Could you please run this command in Terminal and tell the result?

which ssh

This returns /usr/bin/ssh

Aman, I must admit I've somewhat confused. Your ssh seems not be replaced, but I didn't see configuration on LDAP authentication in your ~/.ssh/config file.

How the LDAP authentication works on your Mac? From the screenshot you posted, the LDAP authentication was triggered before OpenSSH got involved.

If your bastion host X requires the 2FA token, then logically we should see the the log debug1: Executing proxy command: exec ssh … first before 2FA prompt appears.
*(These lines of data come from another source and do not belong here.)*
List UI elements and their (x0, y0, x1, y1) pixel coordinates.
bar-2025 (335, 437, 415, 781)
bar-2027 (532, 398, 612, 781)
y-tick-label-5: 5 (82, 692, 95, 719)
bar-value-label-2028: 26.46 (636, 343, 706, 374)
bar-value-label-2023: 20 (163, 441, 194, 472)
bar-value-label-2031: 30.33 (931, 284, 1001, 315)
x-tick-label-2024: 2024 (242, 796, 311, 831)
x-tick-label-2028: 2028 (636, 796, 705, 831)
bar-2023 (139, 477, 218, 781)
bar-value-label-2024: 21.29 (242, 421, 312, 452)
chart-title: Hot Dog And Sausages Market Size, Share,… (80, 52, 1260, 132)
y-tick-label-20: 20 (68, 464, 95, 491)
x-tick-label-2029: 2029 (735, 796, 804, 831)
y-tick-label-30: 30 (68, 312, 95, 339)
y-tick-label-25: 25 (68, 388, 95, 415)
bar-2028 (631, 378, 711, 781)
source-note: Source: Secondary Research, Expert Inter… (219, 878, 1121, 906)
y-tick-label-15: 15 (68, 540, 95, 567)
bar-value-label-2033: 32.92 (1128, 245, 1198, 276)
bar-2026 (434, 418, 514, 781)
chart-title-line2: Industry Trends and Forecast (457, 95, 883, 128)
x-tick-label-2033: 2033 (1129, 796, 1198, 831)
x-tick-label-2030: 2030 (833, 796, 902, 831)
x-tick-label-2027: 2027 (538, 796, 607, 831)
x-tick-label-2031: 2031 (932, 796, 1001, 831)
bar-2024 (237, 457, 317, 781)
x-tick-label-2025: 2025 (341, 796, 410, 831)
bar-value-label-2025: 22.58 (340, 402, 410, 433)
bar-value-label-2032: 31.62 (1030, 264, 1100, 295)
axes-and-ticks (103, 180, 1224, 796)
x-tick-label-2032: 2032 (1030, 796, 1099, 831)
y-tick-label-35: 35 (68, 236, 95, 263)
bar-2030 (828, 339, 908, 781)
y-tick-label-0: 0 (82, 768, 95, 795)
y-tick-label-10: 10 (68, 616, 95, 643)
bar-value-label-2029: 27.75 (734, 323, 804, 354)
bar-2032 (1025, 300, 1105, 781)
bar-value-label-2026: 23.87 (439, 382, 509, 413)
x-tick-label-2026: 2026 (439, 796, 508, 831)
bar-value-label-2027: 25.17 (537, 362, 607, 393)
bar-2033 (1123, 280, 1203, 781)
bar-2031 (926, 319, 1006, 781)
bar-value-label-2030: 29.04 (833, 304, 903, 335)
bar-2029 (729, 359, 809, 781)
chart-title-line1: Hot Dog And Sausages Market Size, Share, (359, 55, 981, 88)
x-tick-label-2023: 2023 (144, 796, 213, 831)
Could you please tell more about how your LDAP infrastructure configured?

Yang

There's a custom Jumphost CLI rolled out by our Secure Engg team that we've installed on our machines. When we're connected to our internal network, the CLI requests a token from our LDAP server, with an expiration and generates a cookie on our ~/.authn folders.

Any attempts to modify the token do not work because it's a JWT with a set expiry. I'm puzzled for the same reason as you. The SSH dialog doesn't even mention the LDAP communication. However, when the token expires, it knows somehow. When the token is set, it knows somehow.

This "knows" is definitely through a cookie.

There are some entries in our /etc/hosts file. Our laptops are workplace laptops with tons of custom utilities attached.

Edit: I think I got it. Our machines have replaced ssh in our bash profiles with something like this

$ alias ssh='custom-jumphost-cli installCert; ssh'

This explains why the ssh works differently.

When I run

$  custom-jumphost-cli installCert

It asks for the token and upon adding correct credentials, updates the cookie. The command basically installs an OpenSSH certificate with an expiry.

So as I see, we can solve this by adding the ability to specify a custom certificate path or by appending the custom command prior to the diagnostic command.

But again, not trivial. The experience I was looking for was to do it all from the Core Tunnel.

I see, thanks a lot for the explanation.

adding the ability to specify a custom certificate path

It's already supported by Core Tunnel, you can set CertificateFile directive:

appending the custom command prior to the diagnostic command

custom-jumphost-cli is a CLI tool, and Core Tunnel has no idea about its internal. Even Core Tunnel could run custom-jumphost-cli installCert before actual connecting, but it still has no means to interactive with the cli command.

Got it. Thanks a lot for the top quality support Yang.